The magnetohydrodynamic description of Earth's ionosphere

TL;DR

This paper explores the magnetohydrodynamic behavior of Earth's ionosphere, focusing on wave propagation, ion-neutral interactions, and their role in magnetosphere-ionosphere coupling, especially for low-frequency Alfven waves.

Contribution

It provides a detailed MHD framework for understanding wave dynamics in the partially ionized ionosphere, highlighting the effects of neutral collisions and plasma inertia.

Findings

Low-frequency Alfven waves can propagate with minimal damping.

Neutral inertia influences wave excitation and coupling to the magnetosphere.

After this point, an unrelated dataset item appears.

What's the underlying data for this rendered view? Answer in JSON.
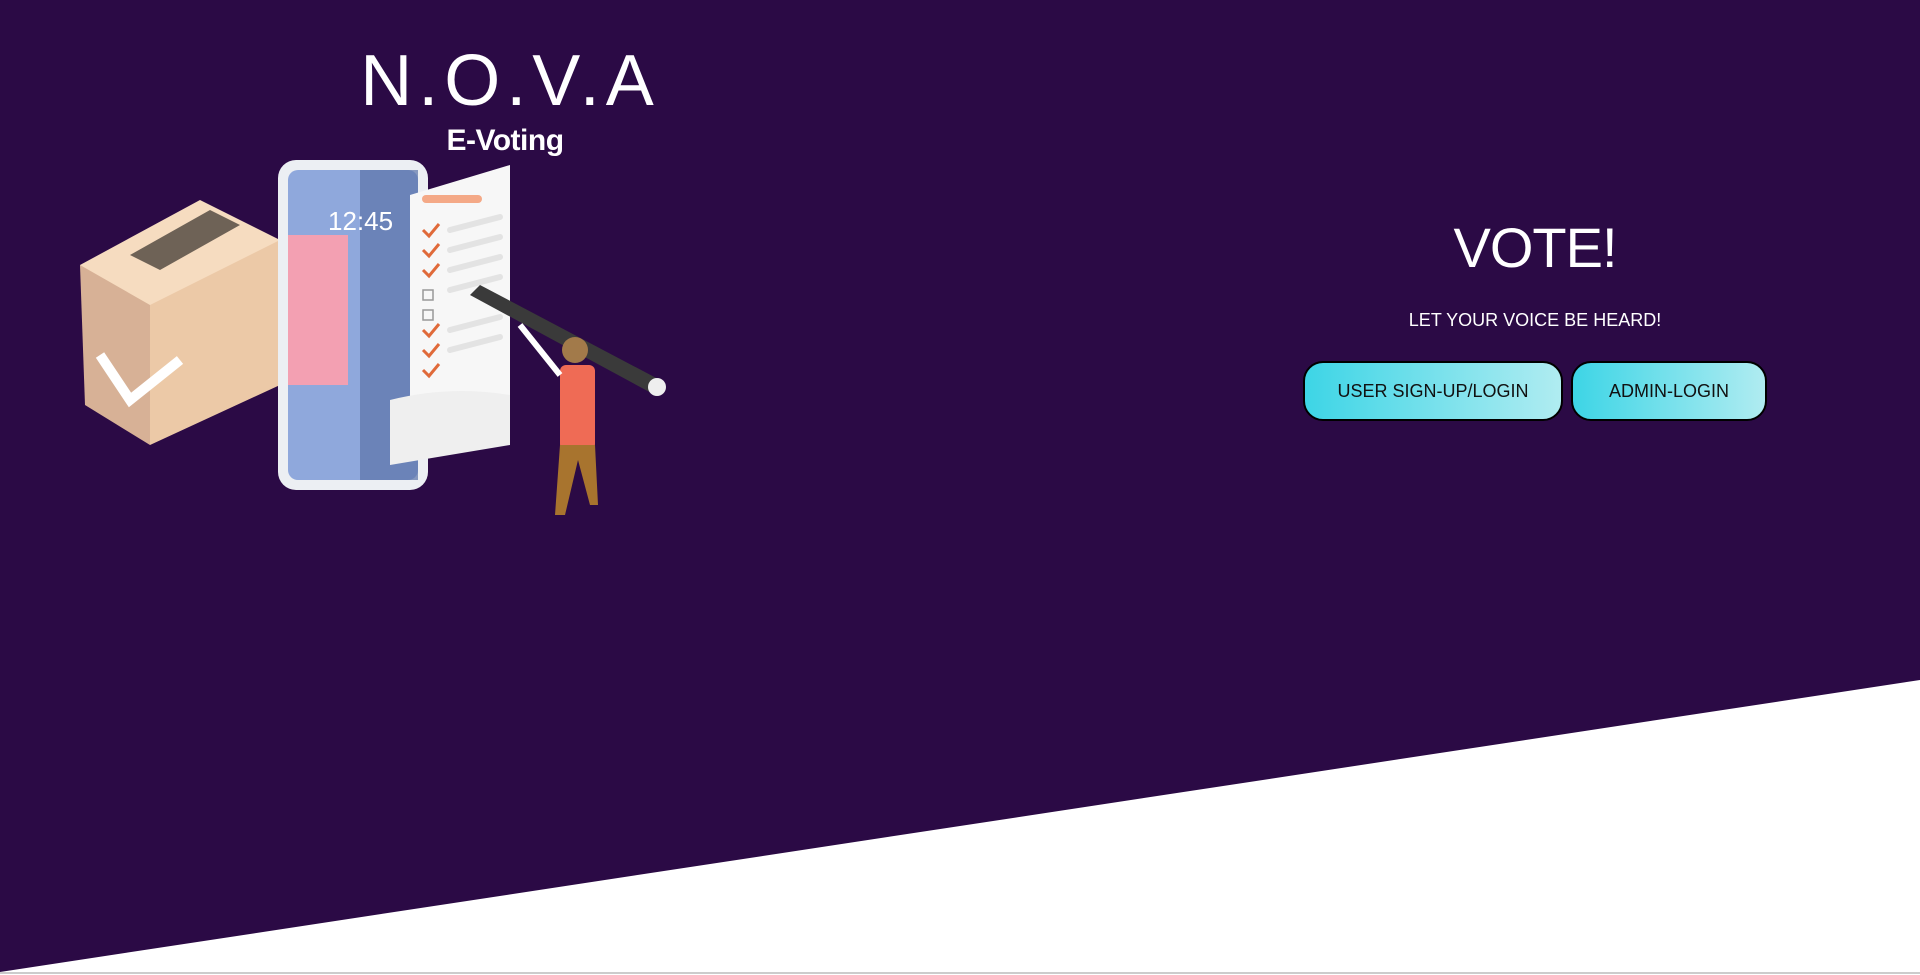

Waves below a few Hz are significant for ionosphere-magnetosphere interactions.

Abstract

The wave propagation in the partially ionized ionosphere plays an important role in the magnetosphere ionosphere coupling. For example, the ionosphere may supports very low-frequency Alfven wave which can be caused by a balance between the bulk fluid inertia (mostly due to neutrals in the lower and middle E region) and the deformation of the magnetic field. The plasma neutral collisional momentum exchange facilitates the transfer of the magnetic stress (felt directly by the ions) to the neutrals. Therefore, in the low-frequency (with respect to the neutral ion collision frequency) limit, waves through the ionosphere can propagate with very little damping. In the vanishing plasma inertia limit, waves can be excited due to the loading of neutral inertia on the field lines and thus may have very long wavelength and can easily couple to the magnetosphere. The frequency of these waves are below few Hz.